La double allégance justifie-t-elle la confusion juridique ? Exonère-telle de toute obligation de réserve au point de se vivre comme un passe-droit ? Le service militaire dans l’armée israélienne constitue-t-il désormais un passage obligé à des promotions politico-administratives en France ? Préfigure-t-il la collaboration future entre les diverses composantes de l’ « Axe du Bien », telle qu’elle est préconisée par les néo-conservateurs états-uniens et leurs relais français ? Un axe constitué, selon ses promoteurs, par les États-Unis, Israël, et au-delà par la droite française et le judaïsme institutionnel français (face à un « Axe du Mal » regroupant grosso modo le tiers-monde arabo-musulman bariolé) ; un axe auquel le ralliement de Philippe de Villers, représentant de la droite traditionnelle, découvreur des mosquées souterraines de l’aéroport de Roissy, est la manifestation la plus pathétiquement symptomatique.

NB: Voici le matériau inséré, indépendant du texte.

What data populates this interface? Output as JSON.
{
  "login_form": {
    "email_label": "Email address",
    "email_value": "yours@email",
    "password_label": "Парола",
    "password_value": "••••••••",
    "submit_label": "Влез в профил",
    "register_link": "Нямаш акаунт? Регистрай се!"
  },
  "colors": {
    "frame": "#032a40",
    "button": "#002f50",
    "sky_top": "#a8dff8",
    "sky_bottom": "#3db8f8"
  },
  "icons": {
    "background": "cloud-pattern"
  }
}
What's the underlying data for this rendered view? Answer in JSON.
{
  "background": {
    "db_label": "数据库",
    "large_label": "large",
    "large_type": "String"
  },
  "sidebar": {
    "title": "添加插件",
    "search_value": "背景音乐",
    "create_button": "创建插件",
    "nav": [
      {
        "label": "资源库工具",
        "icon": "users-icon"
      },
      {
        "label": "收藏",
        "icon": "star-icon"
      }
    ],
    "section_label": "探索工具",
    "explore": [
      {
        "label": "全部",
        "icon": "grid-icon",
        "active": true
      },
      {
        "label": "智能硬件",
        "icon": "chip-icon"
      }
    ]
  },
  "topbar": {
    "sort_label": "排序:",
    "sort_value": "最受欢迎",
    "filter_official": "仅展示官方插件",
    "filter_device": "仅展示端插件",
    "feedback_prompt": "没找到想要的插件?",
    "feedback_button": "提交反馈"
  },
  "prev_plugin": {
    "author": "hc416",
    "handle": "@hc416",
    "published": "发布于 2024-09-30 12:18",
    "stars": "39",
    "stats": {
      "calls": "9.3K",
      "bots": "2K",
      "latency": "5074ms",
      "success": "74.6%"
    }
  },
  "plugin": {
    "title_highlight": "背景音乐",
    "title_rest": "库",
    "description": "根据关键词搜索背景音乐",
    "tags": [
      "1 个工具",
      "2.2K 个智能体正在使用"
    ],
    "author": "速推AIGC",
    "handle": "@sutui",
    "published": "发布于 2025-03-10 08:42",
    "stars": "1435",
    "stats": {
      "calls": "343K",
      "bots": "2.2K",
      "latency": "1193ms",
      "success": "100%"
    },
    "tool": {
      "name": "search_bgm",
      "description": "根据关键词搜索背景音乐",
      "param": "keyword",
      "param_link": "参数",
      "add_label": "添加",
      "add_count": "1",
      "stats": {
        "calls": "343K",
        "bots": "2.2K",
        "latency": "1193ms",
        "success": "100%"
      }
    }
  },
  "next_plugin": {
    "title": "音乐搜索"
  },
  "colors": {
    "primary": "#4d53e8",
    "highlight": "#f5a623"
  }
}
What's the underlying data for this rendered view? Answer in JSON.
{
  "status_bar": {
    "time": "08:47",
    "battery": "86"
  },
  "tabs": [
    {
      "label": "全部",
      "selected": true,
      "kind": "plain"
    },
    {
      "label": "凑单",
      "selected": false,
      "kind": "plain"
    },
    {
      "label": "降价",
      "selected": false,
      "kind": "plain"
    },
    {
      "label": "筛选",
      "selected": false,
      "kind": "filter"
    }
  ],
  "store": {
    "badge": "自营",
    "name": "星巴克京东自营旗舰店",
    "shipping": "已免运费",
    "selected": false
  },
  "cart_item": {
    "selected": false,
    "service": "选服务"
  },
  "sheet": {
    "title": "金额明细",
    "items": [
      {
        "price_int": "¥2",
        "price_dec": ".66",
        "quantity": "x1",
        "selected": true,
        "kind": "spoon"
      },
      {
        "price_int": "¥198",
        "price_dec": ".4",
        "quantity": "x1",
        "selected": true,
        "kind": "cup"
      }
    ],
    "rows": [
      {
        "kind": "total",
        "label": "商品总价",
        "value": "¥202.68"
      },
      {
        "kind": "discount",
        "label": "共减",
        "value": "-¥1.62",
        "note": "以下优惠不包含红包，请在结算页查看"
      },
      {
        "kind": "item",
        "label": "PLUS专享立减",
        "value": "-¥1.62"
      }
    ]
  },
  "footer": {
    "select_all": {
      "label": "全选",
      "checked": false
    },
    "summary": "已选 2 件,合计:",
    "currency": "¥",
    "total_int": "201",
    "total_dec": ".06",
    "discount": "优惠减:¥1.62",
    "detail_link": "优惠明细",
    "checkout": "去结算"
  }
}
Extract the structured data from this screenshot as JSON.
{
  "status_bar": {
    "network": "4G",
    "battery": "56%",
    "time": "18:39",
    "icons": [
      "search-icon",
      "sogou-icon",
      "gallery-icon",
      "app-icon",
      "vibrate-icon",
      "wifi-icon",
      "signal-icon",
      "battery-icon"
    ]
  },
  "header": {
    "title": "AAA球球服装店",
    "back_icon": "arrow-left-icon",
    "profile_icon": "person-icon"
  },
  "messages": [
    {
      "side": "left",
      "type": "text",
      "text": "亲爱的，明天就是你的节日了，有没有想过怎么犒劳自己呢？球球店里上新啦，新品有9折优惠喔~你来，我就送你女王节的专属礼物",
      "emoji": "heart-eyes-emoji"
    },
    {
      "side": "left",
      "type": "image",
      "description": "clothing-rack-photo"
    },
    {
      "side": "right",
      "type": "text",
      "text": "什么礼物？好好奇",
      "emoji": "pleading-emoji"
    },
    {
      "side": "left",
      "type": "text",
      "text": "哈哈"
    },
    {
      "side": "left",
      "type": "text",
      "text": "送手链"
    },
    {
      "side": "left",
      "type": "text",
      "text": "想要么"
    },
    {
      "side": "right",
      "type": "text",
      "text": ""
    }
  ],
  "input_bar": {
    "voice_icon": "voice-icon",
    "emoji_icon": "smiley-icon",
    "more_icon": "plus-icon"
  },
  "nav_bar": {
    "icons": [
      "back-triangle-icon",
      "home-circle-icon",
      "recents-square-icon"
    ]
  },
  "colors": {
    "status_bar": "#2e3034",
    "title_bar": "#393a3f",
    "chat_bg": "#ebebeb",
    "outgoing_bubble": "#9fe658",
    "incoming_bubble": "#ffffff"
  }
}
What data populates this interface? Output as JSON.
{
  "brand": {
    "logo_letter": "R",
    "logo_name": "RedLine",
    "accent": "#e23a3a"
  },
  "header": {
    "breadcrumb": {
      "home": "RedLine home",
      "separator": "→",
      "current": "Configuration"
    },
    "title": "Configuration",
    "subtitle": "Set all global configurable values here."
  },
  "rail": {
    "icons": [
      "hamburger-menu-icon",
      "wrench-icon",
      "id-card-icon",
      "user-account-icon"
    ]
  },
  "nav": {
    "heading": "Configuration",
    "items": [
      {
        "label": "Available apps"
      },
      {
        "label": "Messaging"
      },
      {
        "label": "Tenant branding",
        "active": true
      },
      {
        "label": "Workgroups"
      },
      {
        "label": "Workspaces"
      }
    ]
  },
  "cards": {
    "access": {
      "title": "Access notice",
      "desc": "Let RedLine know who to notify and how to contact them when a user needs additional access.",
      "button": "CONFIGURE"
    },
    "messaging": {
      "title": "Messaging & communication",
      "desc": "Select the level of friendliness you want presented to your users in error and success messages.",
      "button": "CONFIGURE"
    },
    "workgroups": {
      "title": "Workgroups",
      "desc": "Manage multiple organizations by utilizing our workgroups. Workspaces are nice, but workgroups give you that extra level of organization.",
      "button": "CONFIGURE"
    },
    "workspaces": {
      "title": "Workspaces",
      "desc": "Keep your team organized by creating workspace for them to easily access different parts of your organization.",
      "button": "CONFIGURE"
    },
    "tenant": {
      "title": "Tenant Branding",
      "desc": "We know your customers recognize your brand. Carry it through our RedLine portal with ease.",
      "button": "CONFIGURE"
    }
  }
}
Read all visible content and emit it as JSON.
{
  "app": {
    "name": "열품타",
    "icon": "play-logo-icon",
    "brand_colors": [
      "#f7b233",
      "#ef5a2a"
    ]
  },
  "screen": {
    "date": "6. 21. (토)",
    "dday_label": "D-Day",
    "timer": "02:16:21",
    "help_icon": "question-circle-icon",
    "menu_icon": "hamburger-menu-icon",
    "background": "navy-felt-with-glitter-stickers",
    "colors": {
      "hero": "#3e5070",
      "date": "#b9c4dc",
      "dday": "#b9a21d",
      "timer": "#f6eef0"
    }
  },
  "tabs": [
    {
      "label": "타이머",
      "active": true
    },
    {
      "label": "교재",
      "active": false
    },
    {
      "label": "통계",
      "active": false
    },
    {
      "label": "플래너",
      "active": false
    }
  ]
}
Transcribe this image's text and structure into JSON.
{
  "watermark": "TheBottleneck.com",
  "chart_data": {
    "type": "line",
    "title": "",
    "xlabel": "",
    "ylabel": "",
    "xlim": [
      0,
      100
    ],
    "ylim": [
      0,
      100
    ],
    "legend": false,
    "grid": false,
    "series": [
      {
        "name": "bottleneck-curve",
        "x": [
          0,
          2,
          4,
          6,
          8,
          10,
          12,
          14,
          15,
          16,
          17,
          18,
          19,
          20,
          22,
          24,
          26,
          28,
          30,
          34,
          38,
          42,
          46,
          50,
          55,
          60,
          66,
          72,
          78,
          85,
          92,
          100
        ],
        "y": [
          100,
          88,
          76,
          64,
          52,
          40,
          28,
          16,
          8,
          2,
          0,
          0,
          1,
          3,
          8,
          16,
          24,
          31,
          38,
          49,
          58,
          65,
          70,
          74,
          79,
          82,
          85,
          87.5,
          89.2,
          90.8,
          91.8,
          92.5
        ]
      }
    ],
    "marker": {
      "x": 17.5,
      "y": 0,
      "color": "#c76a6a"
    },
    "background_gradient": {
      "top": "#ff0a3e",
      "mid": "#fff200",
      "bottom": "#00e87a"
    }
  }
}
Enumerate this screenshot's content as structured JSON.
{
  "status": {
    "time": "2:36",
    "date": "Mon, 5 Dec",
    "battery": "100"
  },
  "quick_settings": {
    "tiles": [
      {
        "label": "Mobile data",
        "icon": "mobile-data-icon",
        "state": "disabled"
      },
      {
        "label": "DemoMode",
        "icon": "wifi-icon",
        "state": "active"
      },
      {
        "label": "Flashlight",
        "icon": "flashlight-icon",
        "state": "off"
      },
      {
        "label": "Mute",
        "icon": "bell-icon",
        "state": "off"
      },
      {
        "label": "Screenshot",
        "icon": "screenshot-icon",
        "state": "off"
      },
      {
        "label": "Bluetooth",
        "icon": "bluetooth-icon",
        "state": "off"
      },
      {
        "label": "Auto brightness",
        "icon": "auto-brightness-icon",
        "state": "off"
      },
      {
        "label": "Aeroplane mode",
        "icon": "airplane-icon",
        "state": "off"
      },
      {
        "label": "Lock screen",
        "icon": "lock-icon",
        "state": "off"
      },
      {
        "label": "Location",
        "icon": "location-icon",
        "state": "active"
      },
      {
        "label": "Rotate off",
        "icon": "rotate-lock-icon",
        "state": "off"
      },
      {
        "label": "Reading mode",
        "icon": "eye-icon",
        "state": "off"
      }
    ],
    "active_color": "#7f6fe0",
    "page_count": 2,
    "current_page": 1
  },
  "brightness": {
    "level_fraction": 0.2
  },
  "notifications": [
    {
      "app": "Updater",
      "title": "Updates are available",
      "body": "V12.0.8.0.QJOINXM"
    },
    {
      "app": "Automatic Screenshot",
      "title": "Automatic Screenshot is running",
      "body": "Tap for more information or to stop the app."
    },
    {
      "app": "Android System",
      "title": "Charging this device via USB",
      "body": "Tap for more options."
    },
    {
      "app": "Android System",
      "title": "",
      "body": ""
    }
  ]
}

La question peut paraitre dérisoire au regard des enjeux de puissance que sous-tend cette nouvelle guerre du Liban, des morts et destructions de l’été 2006 qui s’en sont suivis tant au Liban qu’en Palestine et en Israël même.

Alors que la France s’emploie activement à retrouver un rôle diplomatique au Proche-Orient, il importe que le droit soit dit et redit tant il est vrai que les grandes civilisations se meurent des entorses répétitives qu’elles commettent à l’encontre de leurs propres principes.

Toute explication sur une question qui demeure dans le flou près de quatre semaines après la capture du soldat israélien de nationalité française serait la bienvenue pour l’édification des générartions futures.